The Influences Of Drug-Resistant Mutations Of Egfr To The Inhibitor Binding Affinity And The Drug Target Selectivity Profiles

Small molecular inhibitors of receptor kinases suppress cellular signaling pathways mediated by the proteins that lead to malignant cell growth and division. We have studied molecular interactions between epidermal grow factor receptor (EGFR) and the small molecular inhibitors targeting the protein, using free energy molecular dynamics (MD) simulations. First we quantified the influence of a mutation (T790M) known to cause drug-resistance. After prolonged application of an inhibitor, cancer cells begin to express the drug-resistant somatic mutation that reduces the efficacy of the EGFR selective inhibitors. Using thermodynamic integration MD simulations, we show that the mutation (T790M) reduces the binding affinity of several reversible inhibitors of EGFR to the enzymatically active conformation of the protein. Metadynamics MD simulations of WT and mutant EGFRs in apo show that the mutation causes a conformational equilibrium shift toward the active conformation.

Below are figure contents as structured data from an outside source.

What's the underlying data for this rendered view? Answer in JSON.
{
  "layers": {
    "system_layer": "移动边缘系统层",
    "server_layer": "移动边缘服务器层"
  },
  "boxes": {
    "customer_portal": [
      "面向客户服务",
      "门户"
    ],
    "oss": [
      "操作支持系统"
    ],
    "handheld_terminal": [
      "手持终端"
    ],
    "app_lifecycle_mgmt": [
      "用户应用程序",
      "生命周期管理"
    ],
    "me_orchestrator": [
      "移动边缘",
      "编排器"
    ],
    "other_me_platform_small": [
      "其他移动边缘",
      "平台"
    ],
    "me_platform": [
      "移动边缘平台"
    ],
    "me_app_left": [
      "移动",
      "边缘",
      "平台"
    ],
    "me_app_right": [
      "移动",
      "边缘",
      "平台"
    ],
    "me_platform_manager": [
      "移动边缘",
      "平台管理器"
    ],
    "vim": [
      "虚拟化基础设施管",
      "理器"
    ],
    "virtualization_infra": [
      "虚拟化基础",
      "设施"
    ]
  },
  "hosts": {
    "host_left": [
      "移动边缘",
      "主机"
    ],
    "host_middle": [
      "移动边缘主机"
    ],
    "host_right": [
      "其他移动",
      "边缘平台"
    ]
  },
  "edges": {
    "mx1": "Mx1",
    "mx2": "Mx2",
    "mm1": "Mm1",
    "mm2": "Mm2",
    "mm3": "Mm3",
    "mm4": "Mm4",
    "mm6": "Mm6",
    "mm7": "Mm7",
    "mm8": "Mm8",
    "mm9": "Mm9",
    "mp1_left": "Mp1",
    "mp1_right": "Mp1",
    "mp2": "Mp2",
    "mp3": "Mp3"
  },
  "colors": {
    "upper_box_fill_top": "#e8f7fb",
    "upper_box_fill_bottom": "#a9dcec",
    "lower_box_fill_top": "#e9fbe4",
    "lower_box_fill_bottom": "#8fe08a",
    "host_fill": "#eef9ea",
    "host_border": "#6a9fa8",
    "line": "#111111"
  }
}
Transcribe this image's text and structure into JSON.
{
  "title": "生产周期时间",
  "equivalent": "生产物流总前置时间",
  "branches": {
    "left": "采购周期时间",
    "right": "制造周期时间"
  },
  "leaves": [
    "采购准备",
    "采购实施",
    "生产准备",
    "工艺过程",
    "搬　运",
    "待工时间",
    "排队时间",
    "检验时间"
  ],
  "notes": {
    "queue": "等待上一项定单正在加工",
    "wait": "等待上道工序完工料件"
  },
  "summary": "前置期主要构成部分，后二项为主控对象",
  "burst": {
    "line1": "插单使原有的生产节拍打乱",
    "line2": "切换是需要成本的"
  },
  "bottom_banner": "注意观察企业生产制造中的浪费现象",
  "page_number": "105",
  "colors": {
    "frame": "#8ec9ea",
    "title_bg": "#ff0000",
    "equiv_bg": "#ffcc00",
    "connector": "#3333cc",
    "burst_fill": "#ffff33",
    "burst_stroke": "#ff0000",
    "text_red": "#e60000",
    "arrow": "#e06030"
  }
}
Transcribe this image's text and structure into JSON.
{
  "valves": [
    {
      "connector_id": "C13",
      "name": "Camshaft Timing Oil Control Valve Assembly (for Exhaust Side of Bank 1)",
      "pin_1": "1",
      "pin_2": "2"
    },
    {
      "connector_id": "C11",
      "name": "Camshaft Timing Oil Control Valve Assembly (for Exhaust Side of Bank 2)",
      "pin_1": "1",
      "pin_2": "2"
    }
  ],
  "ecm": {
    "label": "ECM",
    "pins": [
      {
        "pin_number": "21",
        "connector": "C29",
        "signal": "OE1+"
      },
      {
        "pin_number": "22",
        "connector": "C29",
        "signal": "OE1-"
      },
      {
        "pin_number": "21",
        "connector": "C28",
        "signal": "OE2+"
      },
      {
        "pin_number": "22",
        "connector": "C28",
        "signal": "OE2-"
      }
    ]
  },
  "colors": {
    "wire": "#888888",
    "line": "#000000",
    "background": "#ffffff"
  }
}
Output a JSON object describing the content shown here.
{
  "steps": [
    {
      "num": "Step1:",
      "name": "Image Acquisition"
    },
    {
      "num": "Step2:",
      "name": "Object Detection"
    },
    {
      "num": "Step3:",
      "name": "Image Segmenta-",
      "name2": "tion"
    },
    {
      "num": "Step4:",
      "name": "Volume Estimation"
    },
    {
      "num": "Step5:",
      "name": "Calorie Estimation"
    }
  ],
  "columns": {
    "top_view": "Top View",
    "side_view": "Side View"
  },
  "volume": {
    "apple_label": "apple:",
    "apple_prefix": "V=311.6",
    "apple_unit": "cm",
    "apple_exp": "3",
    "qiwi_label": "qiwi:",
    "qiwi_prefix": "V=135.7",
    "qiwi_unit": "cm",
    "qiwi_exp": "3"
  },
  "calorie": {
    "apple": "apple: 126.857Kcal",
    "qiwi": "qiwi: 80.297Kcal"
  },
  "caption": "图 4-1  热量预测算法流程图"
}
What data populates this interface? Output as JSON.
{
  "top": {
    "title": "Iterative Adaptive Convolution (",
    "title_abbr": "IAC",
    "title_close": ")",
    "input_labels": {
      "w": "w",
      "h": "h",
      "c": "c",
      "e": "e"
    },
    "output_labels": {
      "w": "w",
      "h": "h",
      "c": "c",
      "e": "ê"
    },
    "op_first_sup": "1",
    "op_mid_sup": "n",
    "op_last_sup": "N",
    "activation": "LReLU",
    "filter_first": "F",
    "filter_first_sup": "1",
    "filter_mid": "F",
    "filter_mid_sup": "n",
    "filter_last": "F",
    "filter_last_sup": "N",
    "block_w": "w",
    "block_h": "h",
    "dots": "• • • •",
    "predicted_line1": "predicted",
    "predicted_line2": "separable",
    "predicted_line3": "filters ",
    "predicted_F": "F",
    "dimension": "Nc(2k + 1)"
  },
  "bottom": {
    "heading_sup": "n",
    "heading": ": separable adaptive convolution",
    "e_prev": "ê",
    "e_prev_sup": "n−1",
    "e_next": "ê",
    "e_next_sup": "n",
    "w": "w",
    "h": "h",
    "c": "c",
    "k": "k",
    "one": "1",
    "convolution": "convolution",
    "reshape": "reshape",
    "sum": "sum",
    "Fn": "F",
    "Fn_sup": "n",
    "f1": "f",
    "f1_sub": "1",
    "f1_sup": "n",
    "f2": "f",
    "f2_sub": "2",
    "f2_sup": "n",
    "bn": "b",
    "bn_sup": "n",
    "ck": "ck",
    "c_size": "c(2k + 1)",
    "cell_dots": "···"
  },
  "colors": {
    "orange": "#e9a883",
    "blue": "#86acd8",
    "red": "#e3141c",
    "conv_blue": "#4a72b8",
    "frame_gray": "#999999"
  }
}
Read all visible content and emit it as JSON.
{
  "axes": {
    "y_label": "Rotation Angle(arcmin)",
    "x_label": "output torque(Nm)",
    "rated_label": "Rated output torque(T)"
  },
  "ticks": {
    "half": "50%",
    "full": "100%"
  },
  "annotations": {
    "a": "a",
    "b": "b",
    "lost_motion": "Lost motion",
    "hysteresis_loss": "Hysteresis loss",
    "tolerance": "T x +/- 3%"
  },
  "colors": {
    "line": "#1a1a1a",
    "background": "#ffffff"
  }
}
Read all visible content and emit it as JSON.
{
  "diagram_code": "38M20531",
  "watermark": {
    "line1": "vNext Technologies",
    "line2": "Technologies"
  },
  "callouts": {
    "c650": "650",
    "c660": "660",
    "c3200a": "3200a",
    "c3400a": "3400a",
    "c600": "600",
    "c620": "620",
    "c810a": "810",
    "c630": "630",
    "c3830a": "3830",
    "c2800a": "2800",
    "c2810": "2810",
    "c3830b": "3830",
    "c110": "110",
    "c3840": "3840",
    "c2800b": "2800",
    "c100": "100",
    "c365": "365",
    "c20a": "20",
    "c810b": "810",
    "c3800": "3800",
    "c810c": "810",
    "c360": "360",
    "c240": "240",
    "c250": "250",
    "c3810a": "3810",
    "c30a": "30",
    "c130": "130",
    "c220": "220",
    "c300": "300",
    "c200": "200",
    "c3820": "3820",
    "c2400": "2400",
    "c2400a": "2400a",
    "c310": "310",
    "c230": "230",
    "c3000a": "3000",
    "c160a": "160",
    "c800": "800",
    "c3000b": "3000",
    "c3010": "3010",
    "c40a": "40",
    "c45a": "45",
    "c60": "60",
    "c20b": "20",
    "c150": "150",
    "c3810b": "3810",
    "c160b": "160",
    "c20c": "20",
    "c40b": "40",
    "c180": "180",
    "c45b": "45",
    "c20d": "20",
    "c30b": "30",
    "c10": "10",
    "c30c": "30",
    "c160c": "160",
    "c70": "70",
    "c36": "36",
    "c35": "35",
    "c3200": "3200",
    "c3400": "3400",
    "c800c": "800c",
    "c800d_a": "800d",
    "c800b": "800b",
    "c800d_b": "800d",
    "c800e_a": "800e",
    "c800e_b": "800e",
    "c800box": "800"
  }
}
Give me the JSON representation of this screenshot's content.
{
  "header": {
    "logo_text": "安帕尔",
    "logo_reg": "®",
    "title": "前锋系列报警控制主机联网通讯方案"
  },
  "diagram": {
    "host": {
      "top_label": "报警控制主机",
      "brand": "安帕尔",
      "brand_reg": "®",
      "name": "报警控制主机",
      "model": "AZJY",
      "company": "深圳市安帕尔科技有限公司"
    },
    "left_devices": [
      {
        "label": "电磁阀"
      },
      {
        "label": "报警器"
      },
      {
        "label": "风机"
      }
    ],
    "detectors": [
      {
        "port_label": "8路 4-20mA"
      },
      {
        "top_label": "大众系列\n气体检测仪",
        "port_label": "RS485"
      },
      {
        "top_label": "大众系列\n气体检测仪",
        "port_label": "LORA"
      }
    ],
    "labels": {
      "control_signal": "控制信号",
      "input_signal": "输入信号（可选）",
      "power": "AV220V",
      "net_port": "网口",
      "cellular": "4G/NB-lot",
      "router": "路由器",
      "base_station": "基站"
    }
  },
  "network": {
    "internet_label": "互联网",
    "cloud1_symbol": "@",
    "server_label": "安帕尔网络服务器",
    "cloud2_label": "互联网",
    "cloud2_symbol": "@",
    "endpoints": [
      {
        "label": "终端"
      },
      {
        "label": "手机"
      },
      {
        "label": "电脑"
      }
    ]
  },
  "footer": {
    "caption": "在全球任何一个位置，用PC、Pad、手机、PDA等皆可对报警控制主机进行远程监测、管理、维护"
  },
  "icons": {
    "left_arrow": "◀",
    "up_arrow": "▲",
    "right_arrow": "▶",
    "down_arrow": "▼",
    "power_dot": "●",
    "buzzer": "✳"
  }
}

The binding energy penalty to the active conformation and the equilibrium shift toward the active state explain the observed dissociation constant profile of gefitinib. Second, we quantified the target selectivity of the EGFR inhibitors. Based on a series of metadynamics MD simulations of EGFRs bound to gefitinib, we demonstrate that the inhibitor recognizes both the active and the Src/Cdk-like inactive conformations. The results agree well with a recent crystallographic study that showed gefitinib interacts with the inactive conformation of the T790M/L858R dual mutant EGFR. These computational results provide fine details of the inhibitor-protein interactions, which will guide further development of the receptor kinase inhibitors.